A Pike River spokesperson says "New Zealand should be proud" after the Government confirmed the Pike River Mine would be re-entered as soon as February next year. 

Speaking at an event at Parliament today, the Pike River Re-entry Minister Andrew Little said he had carefully considered the advice of the Pike River Recovery Agency and had decided to proceed with one of three options presented for re-entry to the drift.

"On the basis of all the material I have been presented with, I am satisfied that there is now a safe plan for re-entry and recovery.

"Therefore, today I am announcing that I have approved the single entry plan. Re-entry of the Pike River mine drift will proceed," Little said.

The agency had recommended re-entering the drift via the existing entry. Cabinet this week approved an additional $14 million in funding, taking the total budget for the plan to $36m.

Pike River spokesperson Bernie Monk told Mike Hosking there are still questions which need to be answered. 

"There was a drift runner on the way out.There was 800 metres of black mine not investigated. You have got to remember that two men survived coming out of that mine."

He said the re-entry is incredibly important to bringing justice to the families. 

"Knowing people can go to work and be killed in a workplace and when a commission finds that the people who were ruining the mine didnt' do there job properly, they let those people go in there. Twenty-one times in the last 42 days of that mine it could of exploded and they just continuously let those men go back in."

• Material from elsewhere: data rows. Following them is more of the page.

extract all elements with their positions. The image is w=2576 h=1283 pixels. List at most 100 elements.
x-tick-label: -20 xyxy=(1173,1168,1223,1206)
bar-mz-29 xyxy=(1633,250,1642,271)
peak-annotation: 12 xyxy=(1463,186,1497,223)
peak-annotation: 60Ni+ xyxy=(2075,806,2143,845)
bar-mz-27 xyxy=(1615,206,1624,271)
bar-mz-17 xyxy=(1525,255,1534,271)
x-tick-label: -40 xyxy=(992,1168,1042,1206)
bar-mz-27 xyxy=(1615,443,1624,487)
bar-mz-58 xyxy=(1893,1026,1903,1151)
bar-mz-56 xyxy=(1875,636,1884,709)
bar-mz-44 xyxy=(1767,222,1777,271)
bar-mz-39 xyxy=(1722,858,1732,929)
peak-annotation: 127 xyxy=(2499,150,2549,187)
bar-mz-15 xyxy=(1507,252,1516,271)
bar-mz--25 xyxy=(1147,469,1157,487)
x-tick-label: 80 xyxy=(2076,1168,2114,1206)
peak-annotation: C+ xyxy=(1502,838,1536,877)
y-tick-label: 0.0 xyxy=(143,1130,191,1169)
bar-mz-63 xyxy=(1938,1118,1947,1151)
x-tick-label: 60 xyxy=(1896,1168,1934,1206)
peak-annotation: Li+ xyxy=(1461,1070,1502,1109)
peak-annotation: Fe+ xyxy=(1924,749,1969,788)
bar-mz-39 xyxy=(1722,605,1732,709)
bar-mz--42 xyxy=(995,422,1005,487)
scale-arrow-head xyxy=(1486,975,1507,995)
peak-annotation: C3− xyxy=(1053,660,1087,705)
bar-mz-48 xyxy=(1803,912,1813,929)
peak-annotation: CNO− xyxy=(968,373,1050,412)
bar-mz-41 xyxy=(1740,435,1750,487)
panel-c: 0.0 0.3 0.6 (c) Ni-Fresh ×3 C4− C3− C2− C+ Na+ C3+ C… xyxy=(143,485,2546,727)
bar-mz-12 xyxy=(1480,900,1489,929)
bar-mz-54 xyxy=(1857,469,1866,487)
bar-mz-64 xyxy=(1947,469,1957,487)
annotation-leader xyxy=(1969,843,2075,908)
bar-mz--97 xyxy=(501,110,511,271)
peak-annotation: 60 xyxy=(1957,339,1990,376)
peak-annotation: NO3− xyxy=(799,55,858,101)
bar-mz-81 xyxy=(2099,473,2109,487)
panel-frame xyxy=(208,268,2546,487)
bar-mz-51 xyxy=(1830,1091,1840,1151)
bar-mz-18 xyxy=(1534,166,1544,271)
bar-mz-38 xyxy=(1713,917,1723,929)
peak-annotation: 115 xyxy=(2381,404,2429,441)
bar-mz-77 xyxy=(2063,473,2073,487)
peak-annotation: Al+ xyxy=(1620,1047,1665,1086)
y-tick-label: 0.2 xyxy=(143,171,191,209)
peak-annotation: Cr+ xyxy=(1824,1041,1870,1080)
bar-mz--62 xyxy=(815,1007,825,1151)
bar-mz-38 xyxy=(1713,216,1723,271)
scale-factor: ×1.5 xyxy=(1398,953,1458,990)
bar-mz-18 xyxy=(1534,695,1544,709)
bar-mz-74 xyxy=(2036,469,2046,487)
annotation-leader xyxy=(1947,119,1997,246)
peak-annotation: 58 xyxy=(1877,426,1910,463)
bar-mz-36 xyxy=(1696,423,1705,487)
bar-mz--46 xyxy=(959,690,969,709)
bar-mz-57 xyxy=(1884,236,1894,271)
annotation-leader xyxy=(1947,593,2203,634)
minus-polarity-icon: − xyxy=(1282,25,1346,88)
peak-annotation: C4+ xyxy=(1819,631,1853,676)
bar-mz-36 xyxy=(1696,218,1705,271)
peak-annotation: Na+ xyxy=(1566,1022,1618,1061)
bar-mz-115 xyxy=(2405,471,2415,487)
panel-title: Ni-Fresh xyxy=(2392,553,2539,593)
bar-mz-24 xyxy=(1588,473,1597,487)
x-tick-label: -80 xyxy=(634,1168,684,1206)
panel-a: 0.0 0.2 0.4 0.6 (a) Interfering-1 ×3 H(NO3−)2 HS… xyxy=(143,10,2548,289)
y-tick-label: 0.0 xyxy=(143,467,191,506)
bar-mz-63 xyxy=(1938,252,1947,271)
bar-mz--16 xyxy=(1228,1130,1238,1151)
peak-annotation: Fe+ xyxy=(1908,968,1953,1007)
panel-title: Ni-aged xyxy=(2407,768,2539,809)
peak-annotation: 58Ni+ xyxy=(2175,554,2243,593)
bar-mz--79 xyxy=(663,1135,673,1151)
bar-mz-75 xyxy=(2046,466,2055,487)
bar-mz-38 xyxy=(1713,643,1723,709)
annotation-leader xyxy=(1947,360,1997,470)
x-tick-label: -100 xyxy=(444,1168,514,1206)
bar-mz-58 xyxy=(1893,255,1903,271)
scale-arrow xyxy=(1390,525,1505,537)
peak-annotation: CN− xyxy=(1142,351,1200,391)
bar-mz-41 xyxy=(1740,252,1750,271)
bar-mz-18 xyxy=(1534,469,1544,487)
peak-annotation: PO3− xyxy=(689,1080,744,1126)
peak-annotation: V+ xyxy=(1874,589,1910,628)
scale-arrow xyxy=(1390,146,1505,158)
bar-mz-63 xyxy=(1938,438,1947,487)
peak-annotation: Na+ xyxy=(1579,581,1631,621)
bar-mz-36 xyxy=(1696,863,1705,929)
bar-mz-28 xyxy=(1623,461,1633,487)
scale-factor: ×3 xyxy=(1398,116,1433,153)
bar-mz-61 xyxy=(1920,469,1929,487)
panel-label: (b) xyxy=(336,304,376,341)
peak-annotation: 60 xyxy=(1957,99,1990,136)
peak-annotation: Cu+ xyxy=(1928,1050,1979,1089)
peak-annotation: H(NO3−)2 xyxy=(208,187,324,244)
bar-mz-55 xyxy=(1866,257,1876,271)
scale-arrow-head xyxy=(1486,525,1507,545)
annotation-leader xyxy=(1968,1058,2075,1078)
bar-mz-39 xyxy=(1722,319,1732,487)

"There was no justice, no accountability."

Monk said he is very pleased with the outcome and said, "New Zealand should be proud of the way they have treated the families".

The first major task, breaching the 30m seal inside the drift, was likely to begin in February.

Little said much of the preparatory work had been done, such as making new emergency portal doors, restoring power and setting up a nitrogen plant to push out dangerous gases from the mine before oxygen is pumped in.

Little said there was always uncertainty in such projects but health and safety was paramount.

He quoted from the agency's report: "There is a lot we do not know and will not know until we are confronted with the situation as we find it underground. This will require agile thinking, the courage of all to say no if we are uncomfortable, the preparedness to reassess, reset and re-plan when necessary, and knowing when to call it 'quits'."

Little said that since the middle of this year, police had been actively involved in any re-entry plan so they could prepare for any forensic examination and victim identification.

He said the Government, and the three partners that made it up, committed to fulfilling the original promise made to the families, to do everything practicably possible to re-enter the drift and recover any remains and better understand the cause or causes or the original explosion on November 19, 2010.

Discussing the decision to go with the single entry option, Little said safety was paramount. Ventilation was a major consideration.

The other two options, either drilling a bore hole or another tunnel, would also have required a huge number of helicopter movements to remove spoil from the digging.

Next Monday is the eighth anniversary of the tragedy at the mine. Two men survived but 29 died.